Опять же куда ей, Инге, далеко ходить, если этикетом кокетства она не владеет, а комендантша Анастасия Григорьевна шепчет ей: «Ирочка! – Она вечно путала ее имя. – Юбочку эту носят «молнией» сзади, а не на боку…»
Ей ребеночка захотелось. Тут уж впору навеки спрятать голову в песок! Много хочешь, Инга Сергеевна. Страшно и представить, как разразилась бы Нелли на сей счет. Хотя и представлять нечего, Нелли не раз подводила к мысли, что на детишек лучше не смотреть… а дальше как Бог даст. С недавнего времени она и про Игоря забыла. Ведь Ингу заметили. Заметили с большой буквы:
– Помнишь, букет из кремовых роз с подпалинами? Шикарный! Это тебе Матвеев преподнес. Он заметил, а это что-то… это очень много.

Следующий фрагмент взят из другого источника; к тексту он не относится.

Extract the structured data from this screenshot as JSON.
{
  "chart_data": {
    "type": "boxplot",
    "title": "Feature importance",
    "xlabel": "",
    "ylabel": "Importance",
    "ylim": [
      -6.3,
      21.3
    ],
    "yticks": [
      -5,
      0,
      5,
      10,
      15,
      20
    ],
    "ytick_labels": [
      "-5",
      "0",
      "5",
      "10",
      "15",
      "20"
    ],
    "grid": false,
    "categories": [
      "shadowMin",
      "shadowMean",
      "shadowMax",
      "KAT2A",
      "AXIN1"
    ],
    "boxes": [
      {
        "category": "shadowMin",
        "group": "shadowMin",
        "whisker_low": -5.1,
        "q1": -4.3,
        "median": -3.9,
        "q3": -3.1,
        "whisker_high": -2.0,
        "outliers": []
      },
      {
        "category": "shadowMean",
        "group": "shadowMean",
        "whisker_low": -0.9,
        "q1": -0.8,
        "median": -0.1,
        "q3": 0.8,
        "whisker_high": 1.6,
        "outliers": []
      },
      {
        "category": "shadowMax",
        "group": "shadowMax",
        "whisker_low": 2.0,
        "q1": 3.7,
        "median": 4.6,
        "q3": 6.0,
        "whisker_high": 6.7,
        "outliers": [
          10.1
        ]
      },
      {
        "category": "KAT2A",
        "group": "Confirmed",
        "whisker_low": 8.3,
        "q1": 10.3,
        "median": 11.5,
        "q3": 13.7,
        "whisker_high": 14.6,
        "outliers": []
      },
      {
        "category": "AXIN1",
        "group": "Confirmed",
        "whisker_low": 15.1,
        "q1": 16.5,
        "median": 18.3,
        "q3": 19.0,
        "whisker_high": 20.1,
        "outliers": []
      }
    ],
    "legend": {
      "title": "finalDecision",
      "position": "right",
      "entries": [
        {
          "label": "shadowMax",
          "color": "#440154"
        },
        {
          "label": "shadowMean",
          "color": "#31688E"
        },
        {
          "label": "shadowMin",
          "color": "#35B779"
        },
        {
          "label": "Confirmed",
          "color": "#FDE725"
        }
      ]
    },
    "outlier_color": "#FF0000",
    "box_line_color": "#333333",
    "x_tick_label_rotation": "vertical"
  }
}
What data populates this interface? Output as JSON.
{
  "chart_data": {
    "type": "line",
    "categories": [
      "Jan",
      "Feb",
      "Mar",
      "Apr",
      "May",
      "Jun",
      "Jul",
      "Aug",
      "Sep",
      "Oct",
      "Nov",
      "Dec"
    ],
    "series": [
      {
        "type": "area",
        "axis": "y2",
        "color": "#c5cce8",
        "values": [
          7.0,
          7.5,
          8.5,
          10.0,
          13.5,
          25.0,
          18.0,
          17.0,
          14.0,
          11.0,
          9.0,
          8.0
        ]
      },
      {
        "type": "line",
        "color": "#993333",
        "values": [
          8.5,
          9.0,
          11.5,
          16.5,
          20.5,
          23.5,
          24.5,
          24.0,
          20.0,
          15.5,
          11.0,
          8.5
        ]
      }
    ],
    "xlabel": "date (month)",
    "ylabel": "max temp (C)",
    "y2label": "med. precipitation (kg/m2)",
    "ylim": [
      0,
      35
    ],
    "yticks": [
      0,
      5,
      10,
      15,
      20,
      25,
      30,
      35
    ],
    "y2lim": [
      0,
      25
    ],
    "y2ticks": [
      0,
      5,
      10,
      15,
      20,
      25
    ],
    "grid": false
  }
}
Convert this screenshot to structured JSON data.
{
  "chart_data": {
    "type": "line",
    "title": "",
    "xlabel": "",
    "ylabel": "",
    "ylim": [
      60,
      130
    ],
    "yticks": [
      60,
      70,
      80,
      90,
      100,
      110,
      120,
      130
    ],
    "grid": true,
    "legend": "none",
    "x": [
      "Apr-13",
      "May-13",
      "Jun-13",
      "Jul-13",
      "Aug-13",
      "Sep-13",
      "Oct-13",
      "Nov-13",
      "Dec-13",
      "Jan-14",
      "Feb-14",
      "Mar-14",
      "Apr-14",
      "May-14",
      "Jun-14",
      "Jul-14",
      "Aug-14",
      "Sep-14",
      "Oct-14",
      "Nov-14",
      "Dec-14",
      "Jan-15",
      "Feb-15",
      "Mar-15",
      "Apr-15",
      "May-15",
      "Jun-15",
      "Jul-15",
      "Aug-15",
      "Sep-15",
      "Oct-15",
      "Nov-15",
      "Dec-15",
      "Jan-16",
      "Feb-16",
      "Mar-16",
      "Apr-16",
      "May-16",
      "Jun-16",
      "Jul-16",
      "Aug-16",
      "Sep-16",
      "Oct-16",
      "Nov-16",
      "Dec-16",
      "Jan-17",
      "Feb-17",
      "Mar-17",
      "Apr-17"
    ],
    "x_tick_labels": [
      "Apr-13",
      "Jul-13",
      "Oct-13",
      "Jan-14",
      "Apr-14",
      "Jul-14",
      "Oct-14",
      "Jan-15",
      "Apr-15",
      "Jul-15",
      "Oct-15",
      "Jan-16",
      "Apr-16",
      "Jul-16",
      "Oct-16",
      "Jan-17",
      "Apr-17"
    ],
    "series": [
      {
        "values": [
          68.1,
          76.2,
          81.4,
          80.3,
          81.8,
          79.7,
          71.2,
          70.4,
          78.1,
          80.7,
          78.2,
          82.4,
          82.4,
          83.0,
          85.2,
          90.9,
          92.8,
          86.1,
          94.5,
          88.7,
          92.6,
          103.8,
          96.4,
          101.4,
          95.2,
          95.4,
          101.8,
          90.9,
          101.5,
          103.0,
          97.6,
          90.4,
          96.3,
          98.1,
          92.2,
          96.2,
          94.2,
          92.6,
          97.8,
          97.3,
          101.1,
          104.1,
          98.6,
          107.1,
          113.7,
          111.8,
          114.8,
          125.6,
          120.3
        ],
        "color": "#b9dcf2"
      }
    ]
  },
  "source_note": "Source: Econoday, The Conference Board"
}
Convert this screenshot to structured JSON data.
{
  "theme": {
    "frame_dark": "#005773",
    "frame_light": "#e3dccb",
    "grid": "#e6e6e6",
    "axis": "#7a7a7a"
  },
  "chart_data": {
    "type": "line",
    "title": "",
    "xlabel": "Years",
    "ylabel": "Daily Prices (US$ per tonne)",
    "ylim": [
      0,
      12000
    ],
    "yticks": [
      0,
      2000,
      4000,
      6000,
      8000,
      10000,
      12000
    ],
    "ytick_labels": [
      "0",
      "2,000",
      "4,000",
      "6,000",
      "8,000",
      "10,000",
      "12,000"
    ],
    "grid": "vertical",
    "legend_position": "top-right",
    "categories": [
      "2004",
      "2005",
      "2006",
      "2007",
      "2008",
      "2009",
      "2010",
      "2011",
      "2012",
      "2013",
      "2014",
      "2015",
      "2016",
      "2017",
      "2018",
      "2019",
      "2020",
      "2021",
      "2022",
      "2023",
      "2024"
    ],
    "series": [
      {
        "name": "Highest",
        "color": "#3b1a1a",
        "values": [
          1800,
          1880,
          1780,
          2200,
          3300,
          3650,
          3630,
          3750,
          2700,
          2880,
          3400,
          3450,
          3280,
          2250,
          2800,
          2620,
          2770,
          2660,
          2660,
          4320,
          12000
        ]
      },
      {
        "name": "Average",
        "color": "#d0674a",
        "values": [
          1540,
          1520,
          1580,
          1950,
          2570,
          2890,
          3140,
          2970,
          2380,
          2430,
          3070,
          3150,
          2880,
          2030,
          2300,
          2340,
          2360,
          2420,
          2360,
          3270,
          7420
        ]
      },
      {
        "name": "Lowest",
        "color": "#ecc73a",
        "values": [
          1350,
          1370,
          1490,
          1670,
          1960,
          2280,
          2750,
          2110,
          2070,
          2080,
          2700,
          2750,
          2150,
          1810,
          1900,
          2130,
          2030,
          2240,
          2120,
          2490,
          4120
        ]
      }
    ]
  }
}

…Только не надо про покорение мира! Хотя Матвеев, безусловно, из тех, чье слово оставляет миллион эхо, писака-балетоман. Он заметил – значит, придется заметить прочим. Но прочие вроде и так заметили, а Нелли не успокаивается. Все не о том! Букеты, надвигающаяся как кара господня слава, покровительственно принявший в свое колючее лоно театр – все не о том! Ей хочется цвести в чьем-то саду, самой быть кремовой розой, только не срезанной, а впитывающей вечные земные соки любви. Почему так беспощаден дар?
Роман длился, дай бог памяти, лет пять. Было все дискретно, условными галочками напротив чисел. Раза два в месяц они садились друг против друга в кафе. Игорь пил коньяк, Инга сначала не умела, потом приспособилась. Он ей подарил «гомеопатическую» рюмку, туда граммов тридцать входило. После возлияний шли куда-нибудь в гости. Однажды одни милые люди им предоставили целые антресоли; Инга чувствовала себя старым чемоданом, Игорь радовался своеобразию и умудрялся душить атмосферку ужасающей «Шипкой». Никакого такого блаженства не было, это не озадачивало, Инга привыкла, нажимая на кнопку «удовольствие», получать что-то другое. Но другое не всегда так уж дурно, в конце концов именно оно и стало называться удовольствием. Типа цикория вместо кофе… но кому-то нравится и цикорий, нравятся бифштексы в столовой и передача «В рабочий полдень», кто-то воспитан есть что дают и ничего не менять. А Инга вообще не воспитана.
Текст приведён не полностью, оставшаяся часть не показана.